It is a mark of unsophistication in music to pay no attention to the arrangement. That would be me, generally. I think of a song as the tune and the lyrics, the rest fairly optional. I do at least know this is quite wrong. I suppose this approach to arranging is similar to the old military saying that amateurs discuss tactics, professionals discuss logistics.
Yet sometimes even I notice things. I put this song up on a family text thread when discussing camping vacations from 25-40 years ago. (We were trying to remember what our nickname was for a particular camping food.) I did notice, as I had before, that it used unusual instruments for a 60s pop song. My wife commented on the films in the background, finding them inappropriate for the song. "I always thought it was more Eastern European. Those old scenes look English." Well, Hopkin was British - Welsh, I believe - and probably no one worked too hard to be authentic. But I agreed. "I always thought it was sort of klezmer. It sounds more Greek or Russian." I think someone told me it was a gypsy song years ago. Klezmer and Cigane were two styles that had enormous mutual influence.
So I listened more closely this time. A clarinet, a cimbalom, a balalaika, something oompah sounding which contributes greatly to the air of forced gaiety - I kept expecting an accordion or derivative.

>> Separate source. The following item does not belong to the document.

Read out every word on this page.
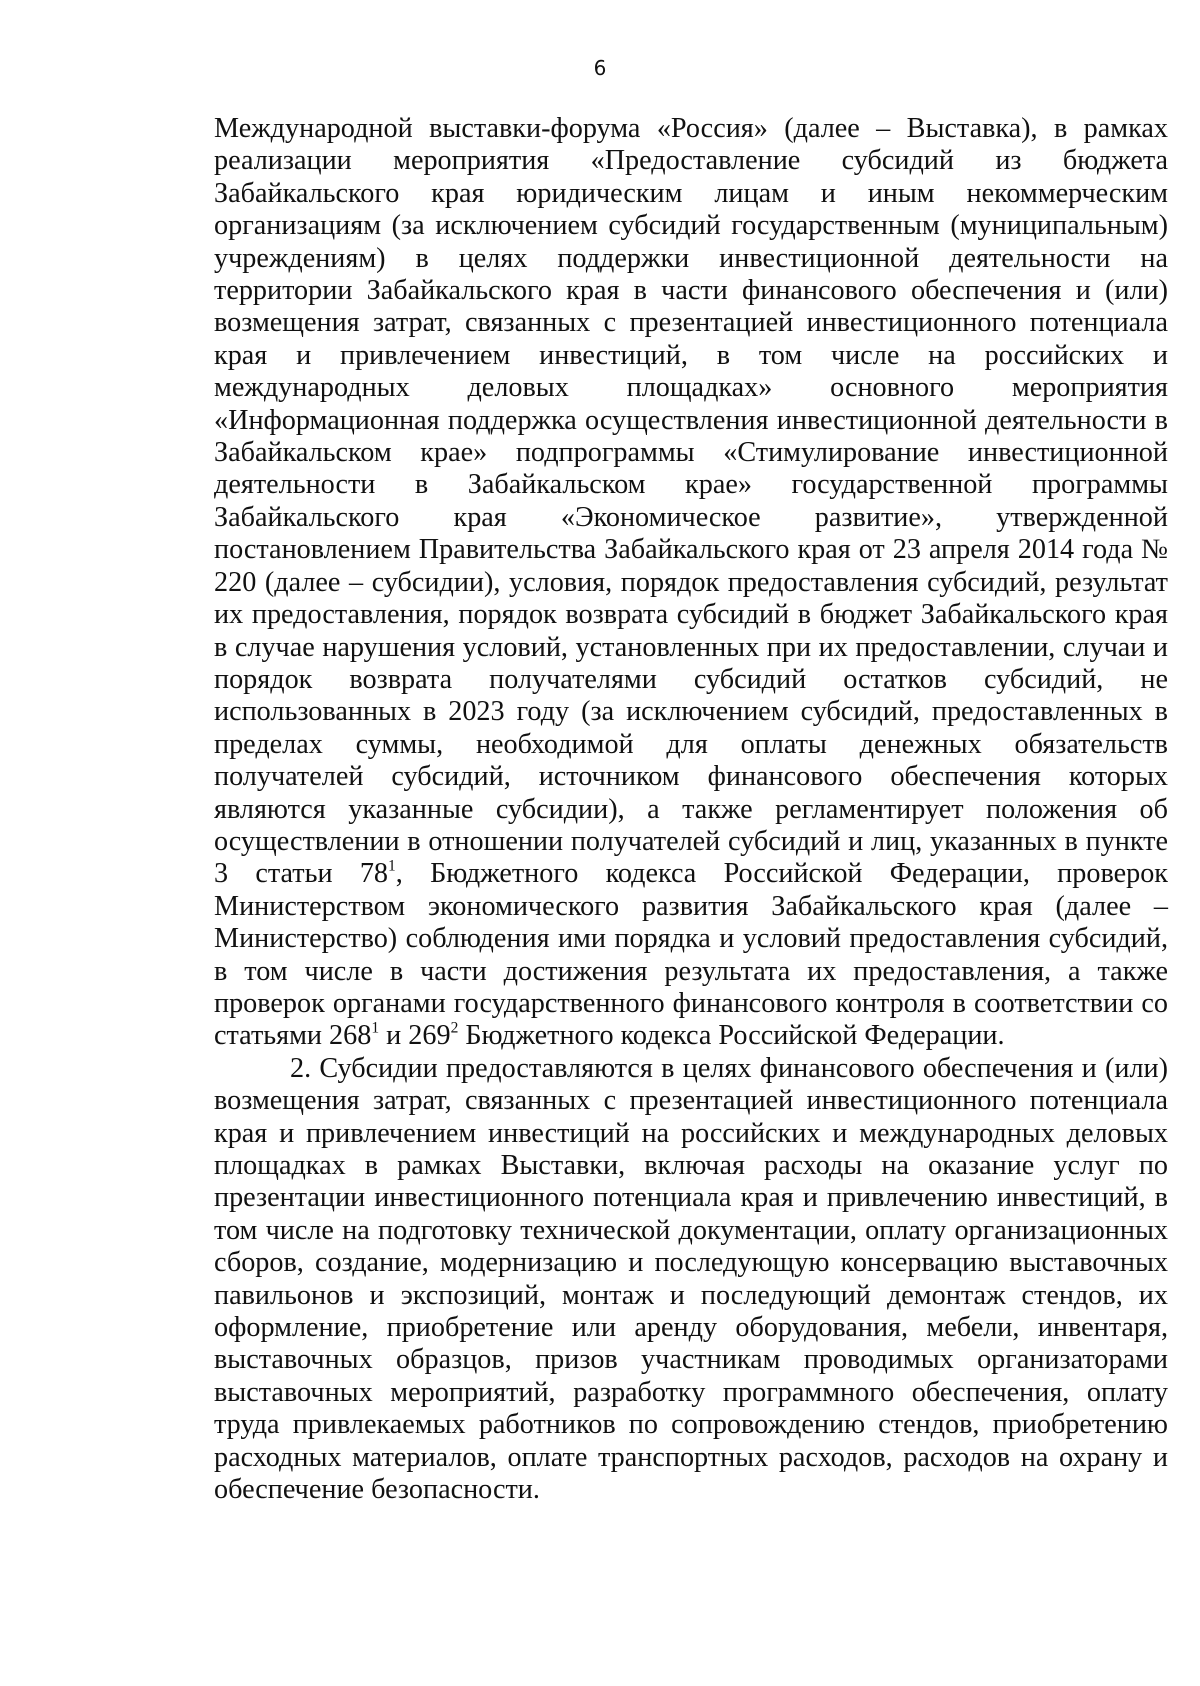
6

Международной выставки-форума «Россия» (далее – Выставка), в рамках реализации мероприятия «Предоставление субсидий из бюджета Забайкальского края юридическим лицам и иным некоммерческим организациям (за исключением субсидий государственным (муниципальным) учреждениям) в целях поддержки инвестиционной деятельности на территории Забайкальского края в части финансового обеспечения и (или) возмещения затрат, связанных с презентацией инвестиционного потенциала края и привлечением инвестиций, в том числе на российских и международных деловых площадках» основного мероприятия «Информационная поддержка осуществления инвестиционной деятельности в Забайкальском крае» подпрограммы «Стимулирование инвестиционной деятельности в Забайкальском крае» государственной программы Забайкальского края «Экономическое развитие», утвержденной постановлением Правительства Забайкальского края от 23 апреля 2014 года № 220 (далее – субсидии), условия, порядок предоставления субсидий, результат их предоставления, порядок возврата субсидий в бюджет Забайкальского края в случае нарушения условий, установленных при их предоставлении, случаи и порядок возврата получателями субсидий остатков субсидий, не использованных в 2023 году (за исключением субсидий, предоставленных в пределах суммы, необходимой для оплаты денежных обязательств получателей субсидий, источником финансового обеспечения которых являются указанные субсидии), а также регламентирует положения об осуществлении в отношении получателей субсидий и лиц, указанных в пункте 3 статьи $78^1$, Бюджетного кодекса Российской Федерации, проверок Министерством экономического развития Забайкальского края (далее – Министерство) соблюдения ими порядка и условий предоставления субсидий, в том числе в части достижения результата их предоставления, а также проверок органами государственного финансового контроля в соответствии со статьями $268^1$ и $269^2$ Бюджетного кодекса Российской Федерации.

2. Субсидии предоставляются в целях финансового обеспечения и (или) возмещения затрат, связанных с презентацией инвестиционного потенциала края и привлечением инвестиций на российских и международных деловых площадках в рамках Выставки, включая расходы на оказание услуг по презентации инвестиционного потенциала края и привлечению инвестиций, в том числе на подготовку технической документации, оплату организационных сборов, создание, модернизацию и последующую консервацию выставочных павильонов и экспозиций, монтаж и последующий демонтаж стендов, их оформление, приобретение или аренду оборудования, мебели, инвентаря, выставочных образцов, призов участникам проводимых организаторами выставочных мероприятий, разработку программного обеспечения, оплату труда привлекаемых работников по сопровождению стендов, приобретению расходных материалов, оплате транспортных расходов, расходов на охрану и обеспечение безопасности.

I looked it up. The song was originally Russian with somewhat similar lyrics, had been sung by a gypsy, was in a British movie in 1953 with new English lyrics, and had been arranged in 1968 by someone more familiar with jazz than pop. Hopkin was only 17 at the time.

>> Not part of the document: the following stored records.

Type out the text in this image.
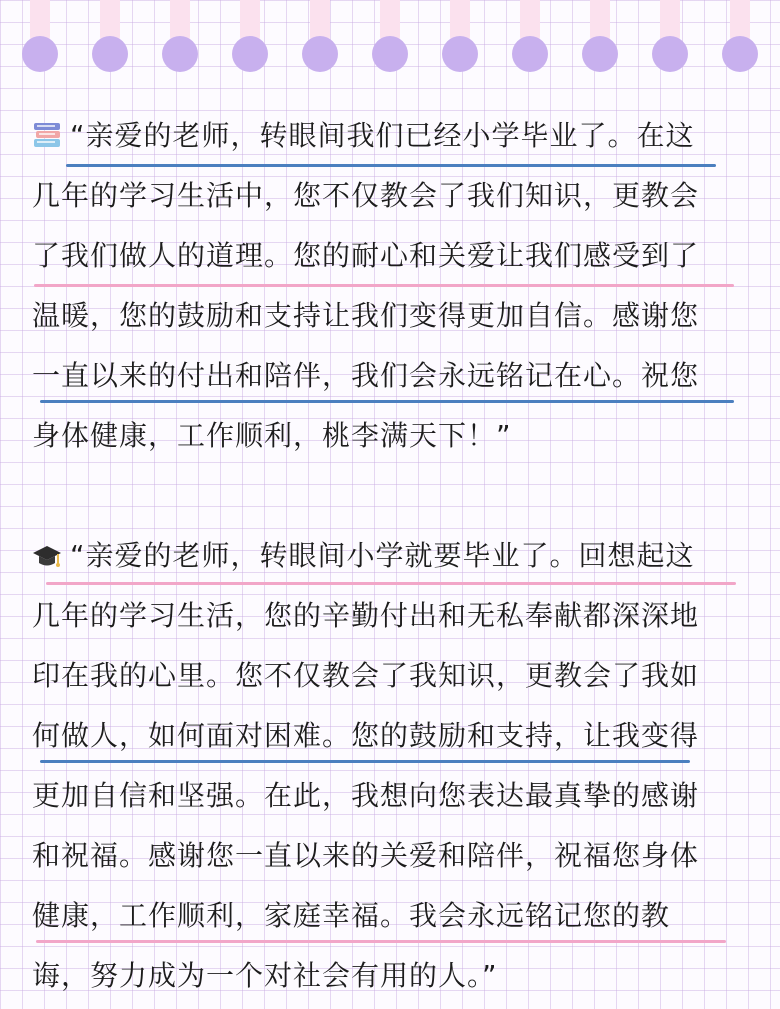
“亲爱的老师，转眼间我们已经小学毕业了。在这
几年的学习生活中，您不仅教会了我们知识，更教会
了我们做人的道理。您的耐心和关爱让我们感受到了
温暖，您的鼓励和支持让我们变得更加自信。感谢您
一直以来的付出和陪伴，我们会永远铭记在心。祝您
身体健康，工作顺利，桃李满天下！”
“亲爱的老师，转眼间小学就要毕业了。回想起这
几年的学习生活，您的辛勤付出和无私奉献都深深地
印在我的心里。您不仅教会了我知识，更教会了我如
何做人，如何面对困难。您的鼓励和支持，让我变得
更加自信和坚强。在此，我想向您表达最真挚的感谢
和祝福。感谢您一直以来的关爱和陪伴，祝福您身体
健康，工作顺利，家庭幸福。我会永远铭记您的教
诲，努力成为一个对社会有用的人。”
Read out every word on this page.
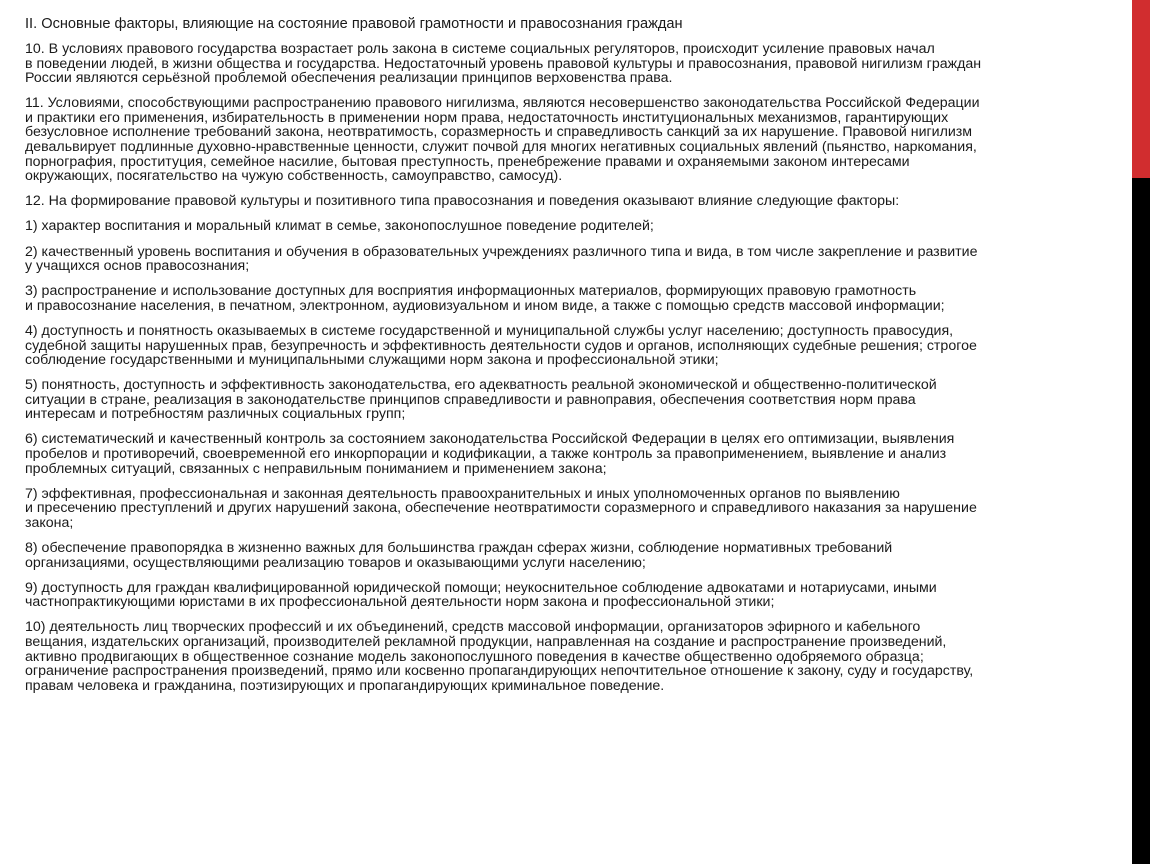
II. Основные факторы, влияющие на состояние правовой грамотности и правосознания граждан
10. В условиях правового государства возрастает роль закона в системе социальных регуляторов, происходит усиление правовых начал
в поведении людей, в жизни общества и государства. Недостаточный уровень правовой культуры и правосознания, правовой нигилизм граждан
России являются серьёзной проблемой обеспечения реализации принципов верховенства права.
11. Условиями, способствующими распространению правового нигилизма, являются несовершенство законодательства Российской Федерации
и практики его применения, избирательность в применении норм права, недостаточность институциональных механизмов, гарантирующих
безусловное исполнение требований закона, неотвратимость, соразмерность и справедливость санкций за их нарушение. Правовой нигилизм
девальвирует подлинные духовно-нравственные ценности, служит почвой для многих негативных социальных явлений (пьянство, наркомания,
порнография, проституция, семейное насилие, бытовая преступность, пренебрежение правами и охраняемыми законом интересами
окружающих, посягательство на чужую собственность, самоуправство, самосуд).
12. На формирование правовой культуры и позитивного типа правосознания и поведения оказывают влияние следующие факторы:
1) характер воспитания и моральный климат в семье, законопослушное поведение родителей;
2) качественный уровень воспитания и обучения в образовательных учреждениях различного типа и вида, в том числе закрепление и развитие
у учащихся основ правосознания;
3) распространение и использование доступных для восприятия информационных материалов, формирующих правовую грамотность
и правосознание населения, в печатном, электронном, аудиовизуальном и ином виде, а также с помощью средств массовой информации;
4) доступность и понятность оказываемых в системе государственной и муниципальной службы услуг населению; доступность правосудия,
судебной защиты нарушенных прав, безупречность и эффективность деятельности судов и органов, исполняющих судебные решения; строгое
соблюдение государственными и муниципальными служащими норм закона и профессиональной этики;
5) понятность, доступность и эффективность законодательства, его адекватность реальной экономической и общественно-политической
ситуации в стране, реализация в законодательстве принципов справедливости и равноправия, обеспечения соответствия норм права
интересам и потребностям различных социальных групп;
6) систематический и качественный контроль за состоянием законодательства Российской Федерации в целях его оптимизации, выявления
пробелов и противоречий, своевременной его инкорпорации и кодификации, а также контроль за правоприменением, выявление и анализ
проблемных ситуаций, связанных с неправильным пониманием и применением закона;
7) эффективная, профессиональная и законная деятельность правоохранительных и иных уполномоченных органов по выявлению
и пресечению преступлений и других нарушений закона, обеспечение неотвратимости соразмерного и справедливого наказания за нарушение
закона;
8) обеспечение правопорядка в жизненно важных для большинства граждан сферах жизни, соблюдение нормативных требований
организациями, осуществляющими реализацию товаров и оказывающими услуги населению;
9) доступность для граждан квалифицированной юридической помощи; неукоснительное соблюдение адвокатами и нотариусами, иными
частнопрактикующими юристами в их профессиональной деятельности норм закона и профессиональной этики;
10) деятельность лиц творческих профессий и их объединений, средств массовой информации, организаторов эфирного и кабельного
вещания, издательских организаций, производителей рекламной продукции, направленная на создание и распространение произведений,
активно продвигающих в общественное сознание модель законопослушного поведения в качестве общественно одобряемого образца;
ограничение распространения произведений, прямо или косвенно пропагандирующих непочтительное отношение к закону, суду и государству,
правам человека и гражданина, поэтизирующих и пропагандирующих криминальное поведение.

Close to twenty-five years ago I met a former Navy SEAL named Steve Robinson, who had been involved in the Navy's dolphin-training program during his time in service. He later went to Russia, having been taught Russian by the Navy, and became a blacksmith who was certified by the Russian guild. You can read about his efforts to out fake Navy SEALs here:
Anyway, he was also a member of the Society for Creative Anachronism. He wrote a version of this song that I learned from him in those long-ago days, and now present to you.
"The Viking Fighting Man"
By Steve Robinson
Many years ago when I was younger
Other men would look at me and say,
"You are such a puny little fellow,
How can you survive another day?"
But then I learned to fight with shield and longsword,
To swing an axe and use a sharp spear too,
I'd split a warrior's skull from top to bottom,
And then before he fell I'd run him through.
I am a fighting man, a Viking fighting man,
I drink and wench to pass the time away,
I live the life I choose
I fight and never lose!
I kill them all, and then I sail away.
I sailed upon the seas with Viking warriors;
I learned to drink intoxicating brew.
I fought in foreign lands for gold and silver,
And soon I was a Viking warrior too.
I took all my pleasures where they pleased me,
Wine and golden treasures, slaves who'd shriek,
I learned that women loved a Viking warrior
If he'd had a bath within the week.
And now my twilight years they are upon me,
And my thinning hair is silver grey.
I look back upon my many battles,
I smile, and raise a glass, and I will say:
I am a fighting man, A Viking fighting man,
I drank and wenched to pass the time away.
I lived the live I'd choose
I'd fight and never lose,
I killed them all... and then I sailed away.
Sometimes, the arrangement is the thing.